4 – Comment vous répondre ici affirmativement, me dit Tryphon, quand tout à l’heure nous agitions la grande question de savoir s’il existait un autre Dieu que le père de toutes choses ?

— N’est-il pas nécessaire que je sache de vous si vous n’avez pas maintenant sur Dieu d’autres sentiments que ceux que vous aviez tout à l’heure ?

— Ils n’ont pas changé. Ce fut toute la réponse de Tryphon.

— Puisque l’Écriture vous dit en parlant du Christ : « Qui racontera sa génération ? » et que vous admettez le sens de ces paroles, ne devez-vous pas comprendre qu’il n’est pas né de l’homme ?

5 – Mais pourquoi, reprit Tryphon, est-il dit à David, dans l’Écriture, que Dieu se choisira un fils né de lui, qu’il lui donnera l’empire, qu’il le placera sur le trône de sa gloire ?

6 – Oui, Tryphon, si cet oracle d’Isaïe : « Une vierge concevra, » s’adressait à une autre maison des douze tribus qu’à celle de David, il pourrait y avoir quelque doute ; mais comme la prophétie concerne la famille de ce roi, que fait Isaïe ? La chose que Dieu avait annoncée à David d’une manière mystérieuse, il l’expose clairement telle qu’elle devait arriver.
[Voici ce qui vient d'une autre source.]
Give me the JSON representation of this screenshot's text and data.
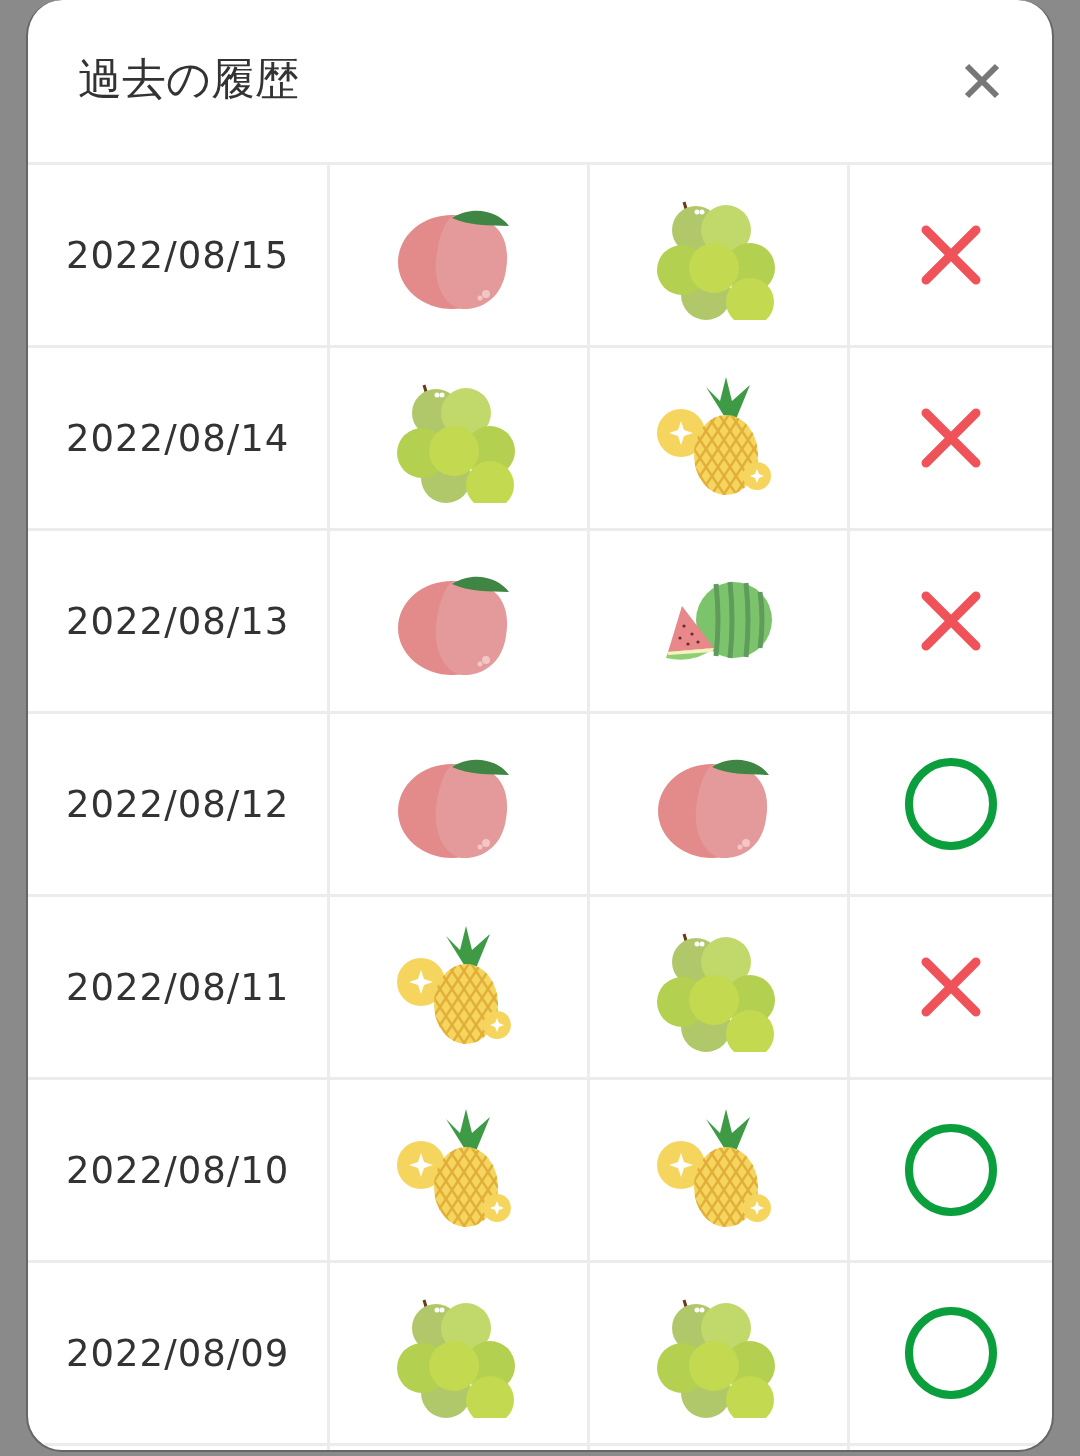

Peut-être ne savez-vous pas que plusieurs événements annoncés d’abord d’une manière obscure, sous le voile de la parabole ou du mystère, ou figurés par quelques actions symboliques, sont ensuite éclaircis et développés par d’autres prophètes qui viennent après les personnages dont les paroles ou les actions n’étaient dans le principe qu’une légère ébauche de ces événements à venir ?

7 – Oui, c’est très vrai, s’écria Tryphon.

— Si je prouve que la prophétie d’Isaïe regarde notre Christ, et non pas Ezéchias, comme vous le prétendez, cesserez-vous enfin de vous en rapporter à vos docteurs qui osent soutenir que la version des Septante faite sous Ptolémée, roi d’Égypte, est infidèle en plusieurs endroits ? 8 Car tous les passages qui prouvent évidemment combien leurs interprétations sont insensées, combien ils sont pleins d’eux-mêmes, ils ne craignent pas de dire qu’on les a altérés, qu’ils ne sont pas conformes au texte. Mais trouvent-ils un passage qui leur paraisse susceptible de pouvoir être modifié et amener à signifier une action purement humaine, ils disent que ce passage ne s’entend pas de notre Christ ; ils l’appliquent à tout autre personnage qu’il leur plaît d’imaginer. C’est ainsi qu’ils ont dit que les paroles qui nous occupent se rapportaient à Ezéchias ; mais je vous montrerai comme je vous l’ai promis 9 la fausseté de leur assertion. Leur opposons-nous les endroits de l’Écriture qui montrent si clairement que le Christ doit souffrir, qu’il faut l’adorer, qu’il est Dieu ? l’évidence les force de convenir qu’il s’agit ici du Christ ; mais ils osent dire que le nôtre n’est pas ce Christ promis ; que du reste ils ne contestent pas que celui-ci ne vienne un jour, qu’il ne doive souffrir, régner et être adoré comme Dieu. Je vous ferai voir aussi combien ce langage est ridicule et insensé. Mais je suis pressé de répondre d’abord à ces assertions aussi peu raisonnables que vous avez tout à l’heure émises. J’arriverai ensuite aux preuves qu’il nous reste à vous donner.